Tales from hospital

Monday 14th September 2009, 7:59PM BST.

emma-suddabyI’m afraid it’s turning into tales from the hospital bedside at this end readers.

As soon as my poor old feet touch the lovely comfy carpets of home, another medical disaster comes calling and I find myself being whisked off to hospital again.

So, here I am again and, as it looks like I’ll be here for some time, this visit, I shall be writing to you for the next several weeks from the wonderful Occupational Therapy Department at the good old Oswestry Orthopaedic – bless ‘em and love ‘em – who are kindly allowing me to compose my weekly rant on their computers. They’re trusting sorts around here . . .

But it takes more than hospitalisation to silence me, folks!

So – and I promise this will be the last time I mention the medical for a while – but to keep you all in the chaotic loop of my lunatic life, I’ve managed to contract the thing anyone with artificial joints most fears . . . a multiple joint infection. And the more replacement joints you have, the more fearful you are. This is exactly the monster I was referring to when I wrote the other week that ‘infection is the monster that chases me through my nightmares’.

I wouldn’t mind but I’d only been home from the last surgical saga a few days and was looking forward to getting my abandoned life back in order and spending some time at home when, lo and behold, I woke up one morning with infection raging through my mutinous body.
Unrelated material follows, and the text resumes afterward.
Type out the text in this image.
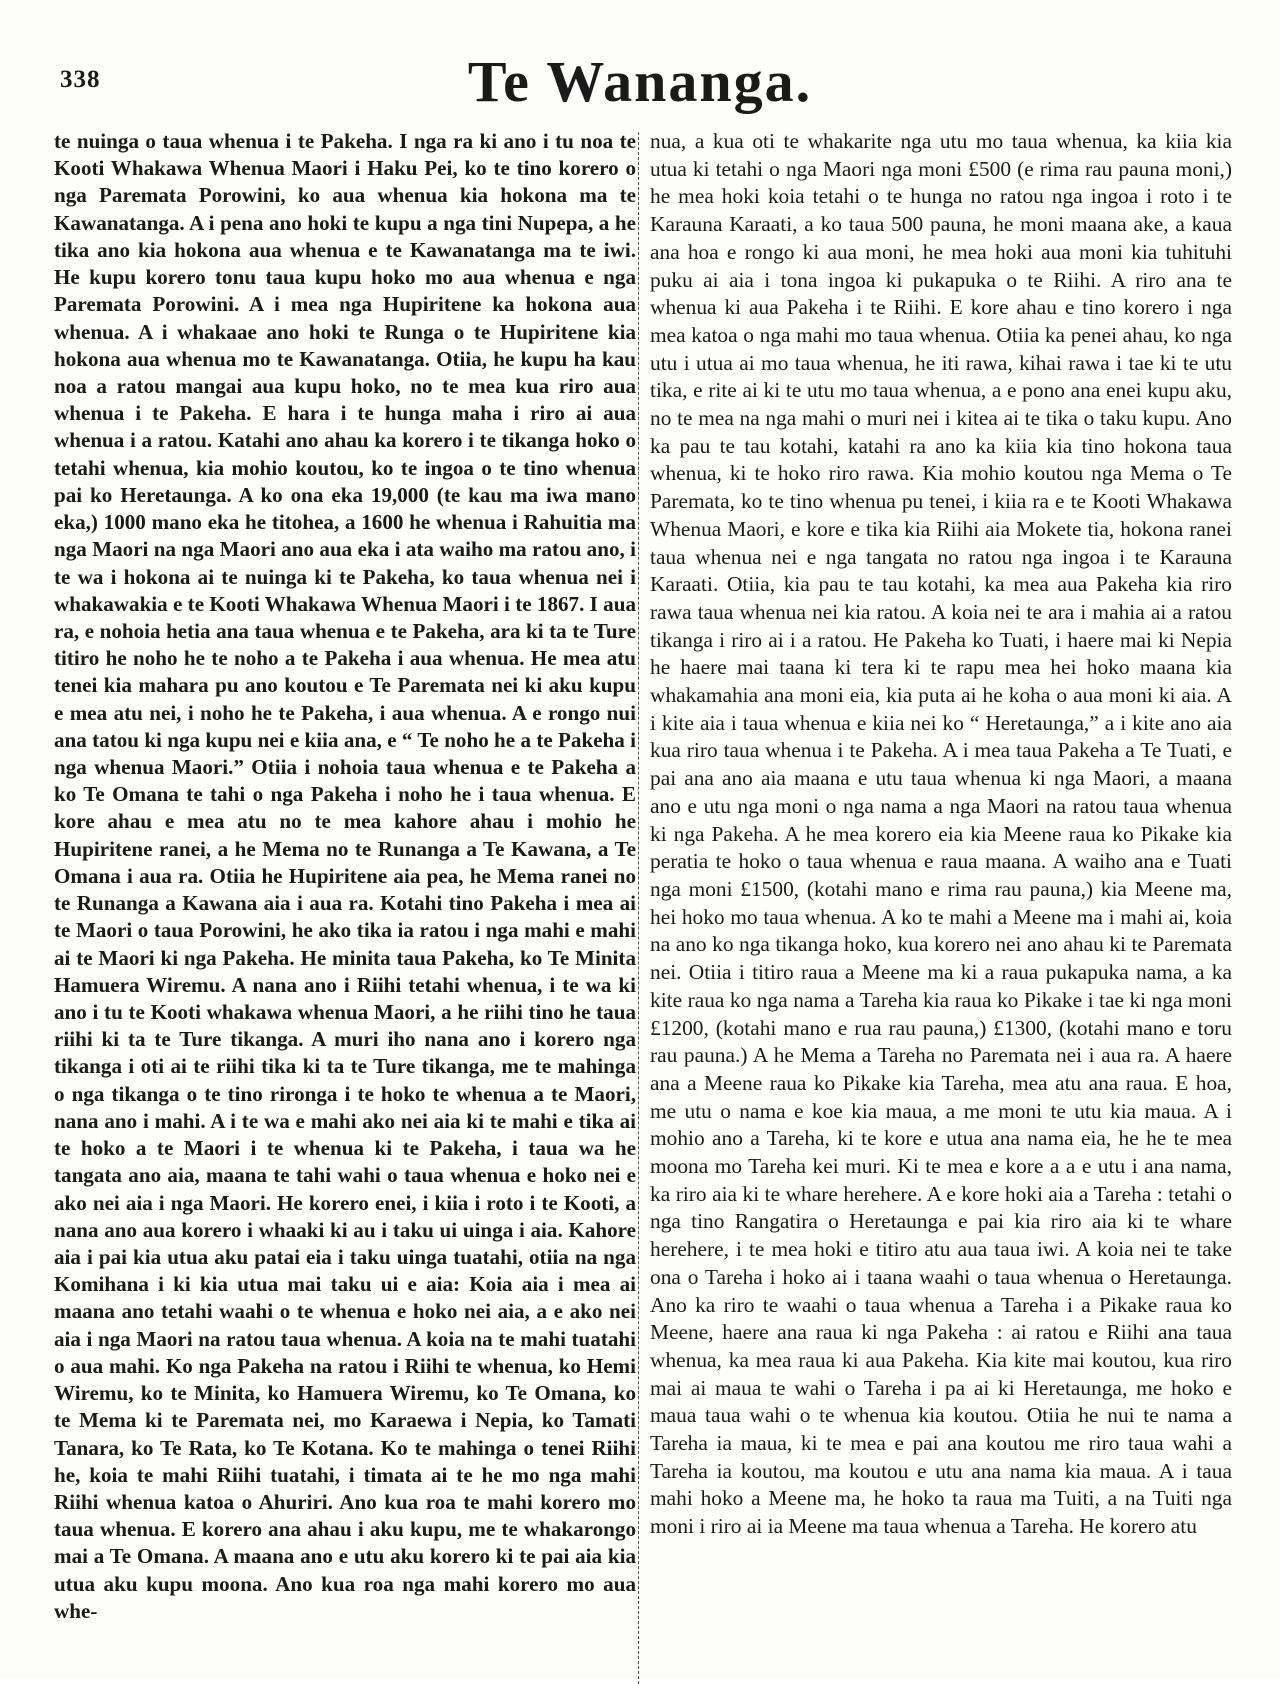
338	Te Wananga.

te nuinga o taua whenua i te Pakeha. I nga ra ki ano i tu noa te Kooti Whakawa Whenua Maori i Haku Pei, ko te tino korero o nga Paremata Porowini, ko aua whenua kia hokona ma te Kawanatanga. A i pena ano hoki te kupu a nga tini Nupepa, a he tika ano kia hokona aua whenua e te Kawanatanga ma te iwi. He kupu korero tonu taua kupu hoko mo aua whenua e nga Paremata Porowini. A i mea nga Hupiritene ka hokona aua whenua. A i whakaae ano hoki te Runga o te Hupiritene kia hokona aua whenua mo te Kawanatanga. Otiia, he kupu ha kau noa a ratou mangai aua kupu hoko, no te mea kua riro aua whenua i te Pakeha. E hara i te hunga maha i riro ai aua whenua i a ratou. Katahi ano ahau ka korero i te tikanga hoko o tetahi whenua, kia mohio koutou, ko te ingoa o te tino whenua pai ko Heretaunga. A ko ona eka 19,000 (te kau ma iwa mano eka,) 1000 mano eka he titohea, a 1600 he whenua i Rahuitia ma nga Maori na nga Maori ano aua eka i ata waiho ma ratou ano, i te wa i hokona ai te nuinga ki te Pakeha, ko taua whenua nei i whakawakia e te Kooti Whakawa Whenua Maori i te 1867. I aua ra, e nohoia hetia ana taua whenua e te Pakeha, ara ki ta te Ture titiro he noho he te noho a te Pakeha i aua whenua. He mea atu tenei kia mahara pu ano koutou e Te Paremata nei ki aku kupu e mea atu nei, i noho he te Pakeha, i aua whenua. A e rongo nui ana tatou ki nga kupu nei e kiia ana, e “ Te noho he a te Pakeha i nga whenua Maori.” Otiia i nohoia taua whenua e te Pakeha a ko Te Omana te tahi o nga Pakeha i noho he i taua whenua. E kore ahau e mea atu no te mea kahore ahau i mohio he Hupiritene ranei, a he Mema no te Runanga a Te Kawana, a Te Omana i aua ra. Otiia he Hupiritene aia pea, he Mema ranei no te Runanga a Kawana aia i aua ra. Kotahi tino Pakeha i mea ai te Maori o taua Porowini, he ako tika ia ratou i nga mahi e mahi ai te Maori ki nga Pakeha. He minita taua Pakeha, ko Te Minita Hamuera Wiremu. A nana ano i Riihi tetahi whenua, i te wa ki ano i tu te Kooti whakawa whenua Maori, a he riihi tino he taua riihi ki ta te Ture tikanga. A muri iho nana ano i korero nga tikanga i oti ai te riihi tika ki ta te Ture tikanga, me te mahinga o nga tikanga o te tino rironga i te hoko te whenua a te Maori, nana ano i mahi. A i te wa e mahi ako nei aia ki te mahi e tika ai te hoko a te Maori i te whenua ki te Pakeha, i taua wa he tangata ano aia, maana te tahi wahi o taua whenua e hoko nei e ako nei aia i nga Maori. He korero enei, i kiia i roto i te Kooti, a nana ano aua korero i whaaki ki au i taku ui uinga i aia. Kahore aia i pai kia utua aku patai eia i taku uinga tuatahi, otiia na nga Komihana i ki kia utua mai taku ui e aia: Koia aia i mea ai maana ano tetahi waahi o te whenua e hoko nei aia, a e ako nei aia i nga Maori na ratou taua whenua. A koia na te mahi tuatahi o aua mahi. Ko nga Pakeha na ratou i Riihi te whenua, ko Hemi Wiremu, ko te Minita, ko Hamuera Wiremu, ko Te Omana, ko te Mema ki te Paremata nei, mo Karaewa i Nepia, ko Tamati Tanara, ko Te Rata, ko Te Kotana. Ko te mahinga o tenei Riihi he, koia te mahi Riihi tuatahi, i timata ai te he mo nga mahi Riihi whenua katoa o Ahuriri. Ano kua roa te mahi korero mo taua whenua. E korero ana ahau i aku kupu, me te whakarongo mai a Te Omana. A maana ano e utu aku korero ki te pai aia kia utua aku kupu moona. Ano kua roa nga mahi korero mo aua whe-

nua, a kua oti te whakarite nga utu mo taua whenua, ka kiia kia utua ki tetahi o nga Maori nga moni £500 (e rima rau pauna moni,) he mea hoki koia tetahi o te hunga no ratou nga ingoa i roto i te Karauna Karaati, a ko taua 500 pauna, he moni maana ake, a kaua ana hoa e rongo ki aua moni, he mea hoki aua moni kia tuhituhi puku ai aia i tona ingoa ki pukapuka o te Riihi. A riro ana te whenua ki aua Pakeha i te Riihi. E kore ahau e tino korero i nga mea katoa o nga mahi mo taua whenua. Otiia ka penei ahau, ko nga utu i utua ai mo taua whenua, he iti rawa, kihai rawa i tae ki te utu tika, e rite ai ki te utu mo taua whenua, a e pono ana enei kupu aku, no te mea na nga mahi o muri nei i kitea ai te tika o taku kupu. Ano ka pau te tau kotahi, katahi ra ano ka kiia kia tino hokona taua whenua, ki te hoko riro rawa. Kia mohio koutou nga Mema o Te Paremata, ko te tino whenua pu tenei, i kiia ra e te Kooti Whakawa Whenua Maori, e kore e tika kia Riihi aia Mokete tia, hokona ranei taua whenua nei e nga tangata no ratou nga ingoa i te Karauna Karaati. Otiia, kia pau te tau kotahi, ka mea aua Pakeha kia riro rawa taua whenua nei kia ratou. A koia nei te ara i mahia ai a ratou tikanga i riro ai i a ratou. He Pakeha ko Tuati, i haere mai ki Nepia he haere mai taana ki tera ki te rapu mea hei hoko maana kia whakamahia ana moni eia, kia puta ai he koha o aua moni ki aia. A i kite aia i taua whenua e kiia nei ko “ Heretaunga,” a i kite ano aia kua riro taua whenua i te Pakeha. A i mea taua Pakeha a Te Tuati, e pai ana ano aia maana e utu taua whenua ki nga Maori, a maana ano e utu nga moni o nga nama a nga Maori na ratou taua whenua ki nga Pakeha. A he mea korero eia kia Meene raua ko Pikake kia peratia te hoko o taua whenua e raua maana. A waiho ana e Tuati nga moni £1500, (kotahi mano e rima rau pauna,) kia Meene ma, hei hoko mo taua whenua. A ko te mahi a Meene ma i mahi ai, koia na ano ko nga tikanga hoko, kua korero nei ano ahau ki te Paremata nei. Otiia i titiro raua a Meene ma ki a raua pukapuka nama, a ka kite raua ko nga nama a Tareha kia raua ko Pikake i tae ki nga moni £1200, (kotahi mano e rua rau pauna,) £1300, (kotahi mano e toru rau pauna.) A he Mema a Tareha no Paremata nei i aua ra. A haere ana a Meene raua ko Pikake kia Tareha, mea atu ana raua. E hoa, me utu o nama e koe kia maua, a me moni te utu kia maua. A i mohio ano a Tareha, ki te kore e utua ana nama eia, he he te mea moona mo Tareha kei muri. Ki te mea e kore a a e utu i ana nama, ka riro aia ki te whare herehere. A e kore hoki aia a Tareha : tetahi o nga tino Rangatira o Heretaunga e pai kia riro aia ki te whare herehere, i te mea hoki e titiro atu aua taua iwi. A koia nei te take ona o Tareha i hoko ai i taana waahi o taua whenua o Heretaunga. Ano ka riro te waahi o taua whenua a Tareha i a Pikake raua ko Meene, haere ana raua ki nga Pakeha : ai ratou e Riihi ana taua whenua, ka mea raua ki aua Pakeha. Kia kite mai koutou, kua riro mai ai maua te wahi o Tareha i pa ai ki Heretaunga, me hoko e maua taua wahi o te whenua kia koutou. Otiia he nui te nama a Tareha ia maua, ki te mea e pai ana koutou me riro taua wahi a Tareha ia koutou, ma koutou e utu ana nama kia maua. A i taua mahi hoko a Meene ma, he hoko ta raua ma Tuiti, a na Tuiti nga moni i riro ai ia Meene ma taua whenua a Tareha. He korero atu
Several bits of me had turned impressively scarlet and I knew with grim certainty that I’d just picked up my one-way ticket back to hospital.

That was a week ago now and I’ve since had a knee, an elbow (had to be the brand new one, didn’t it?), and a shoulder surgically washed out and a permanent port fitted into my neck to take strong antibiotics straight into my heart. Yikes. I asked a nurse why they can’t be given through a vein in my arm and she said, “because we’re basically giving you surgical Domestos and it burns little veins out within a couple of doses.”

I decided not to ask any more questions!

So there you are, the latest entry in my catalogue of calamities. It’s a good job I’m hospital-hardy, or hearing that I might be here for six weeks could have been a tough one for a fidget-pants like me to swallow.

Luckily hospital has it’s good sides; free chocolate bourbons, complete idleness and permission to wear pyjamas in the daytime . . . Sounding institutionalised?

No, just plain old lazy I’m afraid, but it helps!


  1. 1
    Jan

    Get better soon Emma. You are such a brave person and an inspiration to other. God bless.